In that sad, serious, misunderstanding, fruit is God’s demand upon our lives and the means by which we can appease God. God will be happy if I produce; God will be unhappy if I don’t.

If we’re not very careful, we’ll get stuck categorizing ourselves – and one another – into fruit-bearing or non-fruit bearing branches.

There is, though, a deeper issue than simply the production of fruit. Productivity doesn’t usually create deep and abiding and intimate relationships. Productivity creates deals, transactions. Jesus is not talking about – let alone demanding – productivity. He wants – and he offers – connection, relationship, intimacy.

The fruit or the lack of it that Jesus is talking about is a manifestation of our interior lives and health. It describes and reveals whether we are living connected or disconnected lives. Fruit production is the natural consequence of staying connected – the branches staying connected to the vine. You can see that in long-term friendships, in healthy marriages, in community loyalty. We don’t choose whether or not to produce fruit. We do, however, choose where to abide and how and with whom to stay connected.

You all know how that is, I expect. Sometimes we lose touch with a particular person. We no longer know where she is, what she’s doing, what’s happening in her life. And then one day you run into her. And it’s a bit awkward – often really awkward. No one is sure what to say after the hearty Hello! There’s not much to talk about. There was no deep abiding presence, the connection is lost. I remember my 25 year high school reunion. I was one of the few kids who left town after school. Everyone else stayed there, stayed connected. That reunion was downright dreadful. The connection was lost, and it seems as if what used to be had been thrown away. But there are those other people you run into after five or ten or twenty years. You seem to pick up where you left off all those years ago. Even though you were apart; you never really left each other. There was, and remains, a connection – and mutual abiding – that time, distance, and the circumstances or life seem unable to sever.

So, what fruit am I producing? How much? Is it an acceptable quality? Those are good questions if we understand and ask them diagnostically, as questions, not about the quantity of our lives, but the quality of our lives. That’s what Jesus is after, you know.

That is the deeper question he is asking us. It is the invitation to join in the conversation, jump into the game, to participate and live life as fully as we can. That only happens when the life, the love, and the goodness and holiness of Christ flow in us. We become an extension of and a manifestation of his life and love and holiness.
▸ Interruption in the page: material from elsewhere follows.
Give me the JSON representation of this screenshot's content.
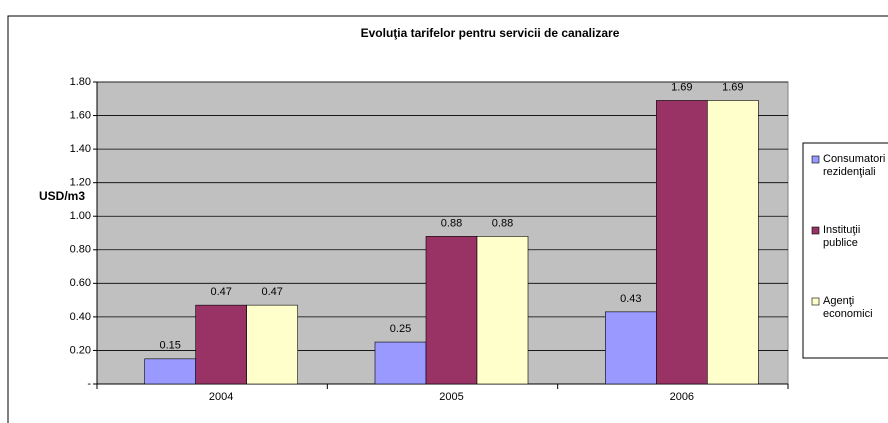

It is a relationship of union, even as a branch is united to the vine. We live our lives as one. This isn’t just about relationship with Jesus. It affects and is the basis of our relationships with one another. Love for Jesus, love for one another, and love for ourselves become one great big love. We soon discover we are living one life, and the fruit of that life and love is abundant, overflowing, and Father-glorifying. No report cards, no dreaded performance appraisal, no publish or perish, no rush to the finish. A life in relationship with Jesus, other people, and ourselves is a whole life, a fruitful life, the kind of life Jesus talks about all the time. He’s the vine; we’re the branches. No way we won’t produce fruit.